Витающие в облаках - страница 16
Все сидели молча, уставясь на профессора Кузенса. Он улыбнулся, пожал плечами и сказал:
– Это я так, думаю вслух. Продолжайте, дорогой мой.
Арчи, не обращая на него внимания, поехал дальше:
– Не только роль создателя литературного произведения, но и его взаимоотношения с этим произведением…
– Простите, – обратился Кевин к профессору Кузенсу, – вы сказали «какого цвета она», то есть бесконечность, или «какого цвета он», то есть конец бесконечности?
– А вы думаете, есть разница? – живо отозвался профессор. – Это чрезвычайно интересно.
– Конец бесконечности? – удивилась Андреа.
– О, у всего есть конец, – ободряюще заверил ее профессор, – даже у бесконечности.
Я-то знала, что у бесконечности цвет придонного ила и дохлых тюленей, военных кораблей, затонувших вместе с экипажем, спитого чая утром в понедельник, штилей субботнего вечера и бухточек северо-восточного побережья в январе. Но я не стала ни с кем делиться.
– …символизирует дистанцию между миром и явлениями, не говоря уже о…
Но тут Арчи снова перебили – на сей раз постучали в дверь. Не дожидаясь ответа, вошла Марта Сьюэлл. Марту недавно назначили вести курс по писательскому мастерству. Через год после введения «дипломной работы по писательскому мастерству» Арчи объявил, что затея имела грандиозный успех, и убедил кафедру ради повышения престижа поручить преподавание курса «настоящему писателю». Марта, уроженка Бостона и типичная выпускница Амхерста[50], была поэтессой сорока с лишним лет, о которой до того ни один человек на кафедре не слышал. Она писала синтаксически невнятные стихи, рисующие жизнь, полностью лишенную событий, с заголовками вроде «Абстракция ИЛИ [№ 3]» («…и твои волосы, размытые / дождем, наводят на мысль / о косвенности существованья»), и только что выпустила новый сборник под названием «Сбор вишен в Вермонте», который всегда носила с собой, как паспорт, – может быть, на случай, если ее спросят, кто она такая.

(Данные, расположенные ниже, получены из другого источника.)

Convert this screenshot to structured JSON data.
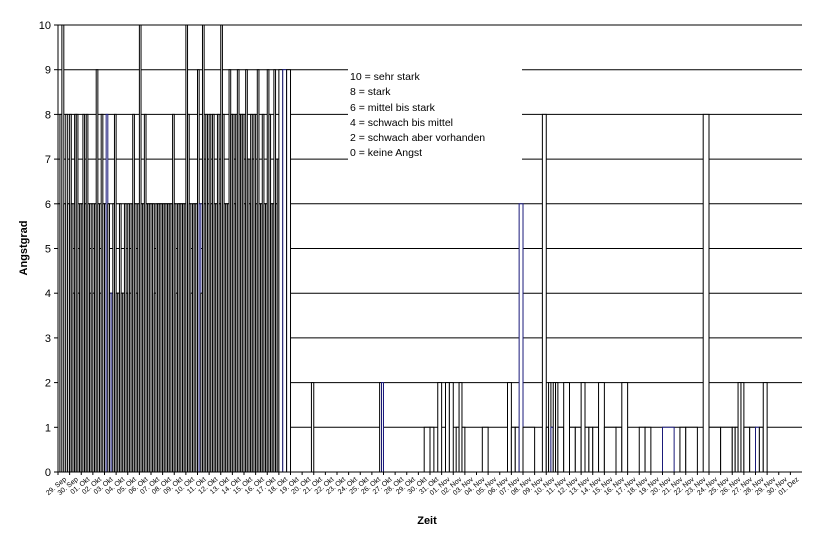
{
  "chart_data": {
    "type": "bar",
    "title": "",
    "xlabel": "Zeit",
    "ylabel": "Angstgrad",
    "ylim": [
      0,
      10
    ],
    "yticks": [
      0,
      1,
      2,
      3,
      4,
      5,
      6,
      7,
      8,
      9,
      10
    ],
    "grid": true,
    "legend_position": "top-center",
    "bar_color": "#ffffff",
    "bar_edge_color": "#000000",
    "accent_bar_color": "#1a1a7a",
    "categories": [
      "29. Sep",
      "30. Sep",
      "01. Okt",
      "02. Okt",
      "03. Okt",
      "04. Okt",
      "05. Okt",
      "06. Okt",
      "07. Okt",
      "08. Okt",
      "09. Okt",
      "10. Okt",
      "11. Okt",
      "12. Okt",
      "13. Okt",
      "14. Okt",
      "15. Okt",
      "16. Okt",
      "17. Okt",
      "18. Okt",
      "19. Okt",
      "20. Okt",
      "21. Okt",
      "22. Okt",
      "23. Okt",
      "24. Okt",
      "25. Okt",
      "26. Okt",
      "27. Okt",
      "28. Okt",
      "29. Okt",
      "30. Okt",
      "31. Okt",
      "01. Nov",
      "02. Nov",
      "03. Nov",
      "04. Nov",
      "05. Nov",
      "06. Nov",
      "07. Nov",
      "08. Nov",
      "09. Nov",
      "10. Nov",
      "11. Nov",
      "12. Nov",
      "13. Nov",
      "14. Nov",
      "15. Nov",
      "16. Nov",
      "17. Nov",
      "18. Nov",
      "19. Nov",
      "20. Nov",
      "21. Nov",
      "22. Nov",
      "23. Nov",
      "24. Nov",
      "25. Nov",
      "26. Nov",
      "27. Nov",
      "28. Nov",
      "29. Nov",
      "30. Nov",
      "01. Dez"
    ],
    "values_per_day": [
      [
        6,
        8,
        10,
        6,
        8,
        6
      ],
      [
        8,
        6,
        4,
        8,
        8,
        4,
        6
      ],
      [
        6,
        8,
        6,
        8,
        6,
        4,
        6
      ],
      [
        4,
        6,
        9,
        6,
        4,
        8,
        6
      ],
      [
        6,
        8,
        6,
        4,
        4,
        6,
        8
      ],
      [
        4,
        4,
        6,
        4,
        4,
        6,
        4
      ],
      [
        6,
        4,
        6,
        8,
        6,
        4,
        6
      ],
      [
        10,
        6,
        6,
        8,
        6,
        6,
        6
      ],
      [
        6,
        6,
        4,
        6,
        6,
        6,
        6
      ],
      [
        6,
        6,
        6,
        6,
        6,
        6,
        8
      ],
      [
        6,
        4,
        6,
        6,
        6,
        6,
        6
      ],
      [
        10,
        8,
        6,
        4,
        6,
        6,
        6
      ],
      [
        9,
        6,
        4,
        10,
        6,
        8,
        6
      ],
      [
        8,
        6,
        8,
        6,
        6,
        8,
        6
      ],
      [
        10,
        8,
        6,
        6,
        6,
        9,
        8
      ],
      [
        8,
        6,
        8,
        9,
        8,
        8,
        8
      ],
      [
        6,
        9,
        7,
        6,
        8,
        7,
        8
      ],
      [
        6,
        9,
        6,
        6,
        8,
        6,
        6
      ],
      [
        9,
        8,
        6,
        6,
        9,
        6,
        7
      ],
      [
        9,
        9,
        9
      ],
      [
        0
      ],
      [
        0,
        0,
        0,
        0,
        2
      ],
      [
        0
      ],
      [
        0
      ],
      [
        0
      ],
      [
        0
      ],
      [
        0
      ],
      [
        0,
        0,
        0,
        0,
        2,
        2
      ],
      [
        0
      ],
      [
        0
      ],
      [
        0
      ],
      [
        0,
        1
      ],
      [
        1,
        0,
        2
      ],
      [
        0,
        2,
        2
      ],
      [
        0,
        1,
        2,
        1
      ],
      [
        0
      ],
      [
        0,
        1
      ],
      [
        0
      ],
      [
        0,
        0,
        2
      ],
      [
        1,
        1,
        6
      ],
      [
        1
      ],
      [
        0,
        0,
        8
      ],
      [
        1,
        2,
        1,
        2,
        2
      ],
      [
        1,
        2
      ],
      [
        1,
        1
      ],
      [
        2,
        1,
        1
      ],
      [
        1,
        2
      ],
      [
        1
      ],
      [
        1,
        2
      ],
      [
        0
      ],
      [
        1,
        1
      ],
      [
        0
      ],
      [
        1
      ],
      [
        0,
        1
      ],
      [
        1
      ],
      [
        0,
        8
      ],
      [
        1
      ],
      [
        1
      ],
      [
        1,
        1,
        2,
        2
      ],
      [
        1,
        1
      ],
      [
        1,
        1,
        2
      ],
      [
        0
      ],
      [
        0
      ],
      [
        0
      ]
    ],
    "accent_bars": [
      [
        4,
        1
      ],
      [
        4,
        4
      ],
      [
        12,
        1
      ],
      [
        19,
        1
      ],
      [
        27,
        5
      ],
      [
        35,
        0
      ],
      [
        39,
        2
      ],
      [
        42,
        2
      ],
      [
        52,
        0
      ],
      [
        60,
        0
      ]
    ],
    "legend": [
      "10 =   sehr stark",
      "8   =  stark",
      "6  =  mittel bis stark",
      "4  =   schwach bis mittel",
      "2  =  schwach aber vorhanden",
      "0  =   keine Angst"
    ]
  }
}
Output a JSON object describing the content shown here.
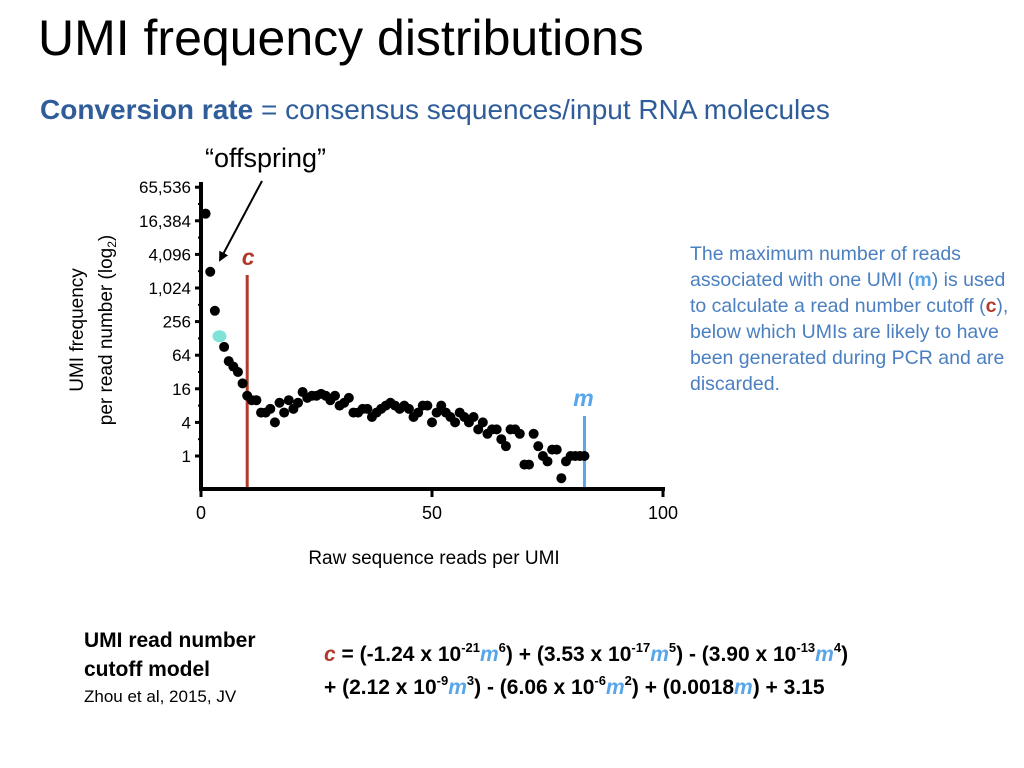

Марта еще не оправилась от культурного шока – она ехала в Данди, ожидая увидеть романтическую Шотландию, с озерами и горами, вересковыми пустошами и водопадами. Время от времени она болезненно морщилась при встрече с очередным уродливым образчиком современной архитектуры, тупичком, освещенным газоразрядными лампами, или заброшенным зданием джутовой фабрики с провалами выбитых окон. Ей перечисляли многочисленные положительные стороны Данди: роскошные парки, городская обсерватория, вид с потухшего вулкана Лоу, великолепные мосты, река Тей, богатая история, газеты, зацикленные исключительно на Данди, почти неестественное дружелюбие горожан в сочетании со склонностью к насилию и их приветливое равнодушие к чужим странностям (например, если тебе вздумается пройтись по улице в одних лишь домашних тапочках и с попугайчиком на голове, никто даже внимания не обратит). Но ее это не убедило.
Марта, высокая и худая, с сексапильностью трески, была большенога и носила туфли на плоской подошве, лучше всего подходящие для троп и дорог Новой Англии. Она казалась какой-то необыкновенно опрятной и холеной, словно каждое утро старательно чистила себя скребницей. Гладкие волосы (что-то среднее между светлыми и седыми, бесцветный цвет) были пострижены аккуратным каре и удерживались на месте черным бархатным обручем вроде Алисиного[51].
В Шотландию с Мартой приехал ее муж, по имени Джей, преподаватель университета в Энн-Арбор и специалист по Уитмену, – он взял академический отпуск, чтобы последовать за женой. Сьюэллы тратили много времени (явно больше среднестатистического жителя Данди) на поездки в Эдинбург, где покупали кашемировые дорожные пледы из шотландки, кейтнесское стекло и редкие сорта виски и мечтали о том, чтобы снять дом в квартале Рэмси-Гарденз.